Full of encouragement and praise for each other, the cohesive pair swept past top doubles seeds Cara Black and Liezel Huber 6-1, 6-2 on Friday to land a place in a second Saturday final, but this time as partners.
"We're used to being in this position now, so we pretty much have it down," said Serena Williams, who has played sister Venus in the Wimbledon singles final three times before.
"There really is no effect. We just live our lives. It's not the end of the world," the 27-year-old added, exchanging smiles with her sister. "Sunday, Monday is still going to be here."
Chatting casually as they walked on to Court 1 for their doubles semifinal the sisters, who also own three Wimbledon women's doubles crowns, appeared unfazed by the thought of their impending head-to-head clash 24 hours later.
Despite both having played singles matches on Thursday -- with Serena's epic clocking in as the longest women's semifinal of the Open era -- neither showed signs of fatigue as they surged to a 5-0 lead in the first set.

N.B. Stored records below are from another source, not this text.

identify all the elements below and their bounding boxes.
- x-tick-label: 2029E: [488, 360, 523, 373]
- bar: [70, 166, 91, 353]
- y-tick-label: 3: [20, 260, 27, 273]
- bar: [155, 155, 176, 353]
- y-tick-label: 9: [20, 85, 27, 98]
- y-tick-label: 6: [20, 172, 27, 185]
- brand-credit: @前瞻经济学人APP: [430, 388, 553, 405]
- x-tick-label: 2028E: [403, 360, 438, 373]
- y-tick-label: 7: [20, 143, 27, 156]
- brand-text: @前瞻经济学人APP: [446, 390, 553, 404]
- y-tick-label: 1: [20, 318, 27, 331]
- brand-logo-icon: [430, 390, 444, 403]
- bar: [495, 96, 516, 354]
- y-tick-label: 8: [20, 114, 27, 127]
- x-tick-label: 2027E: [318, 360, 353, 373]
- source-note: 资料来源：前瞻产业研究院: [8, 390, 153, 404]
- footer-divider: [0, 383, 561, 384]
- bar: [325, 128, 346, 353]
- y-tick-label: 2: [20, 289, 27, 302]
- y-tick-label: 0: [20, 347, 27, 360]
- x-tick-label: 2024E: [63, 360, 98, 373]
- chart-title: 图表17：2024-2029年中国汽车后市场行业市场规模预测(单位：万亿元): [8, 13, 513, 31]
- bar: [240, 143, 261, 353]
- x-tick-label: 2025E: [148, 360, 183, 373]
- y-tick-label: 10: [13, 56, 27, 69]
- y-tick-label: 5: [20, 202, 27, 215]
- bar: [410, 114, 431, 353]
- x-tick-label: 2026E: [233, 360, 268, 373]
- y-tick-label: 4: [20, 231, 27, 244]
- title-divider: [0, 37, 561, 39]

Venus, who is chasing her sixth Wimbledon title, was confident the pair could maintain their energy levels ahead of Saturday's battle for the coveted Rosewater Dish.
"When you choose to play doubles you have to be in really good shape," said the 29-year-old. "If you're not, then it can actually affect your singles. But we love playing doubles."
The sisterly affection remained clear to see, with the duo touching hands between every point as they gave each other words of encouragement and world No. 2 Serena stopping at one point to adjust the tangled strap of Venus' dress.
"I know that she's there for me," Venus said when asked if she leans on her sister for mental support. "Even if we're 10,000 miles apart, I know she's still there. There's never a moment when I don't."
Cheered on by dad Richard, who will fly home ahead of Saturday's final because he finds it too painful to watch his daughters play each other, the sisters celebrated their victory with a high-five and ear-to-ear smiles.
But, despite their united front, the pair will share their dad's relief when Saturday evening comes and the battle is over.
Asked if there was anything they would like to ask each other at this point in the tournament Serena looked at her sister and said, "Are you ready to get out of here?" To which Venus smiled and respondedm "Ditto."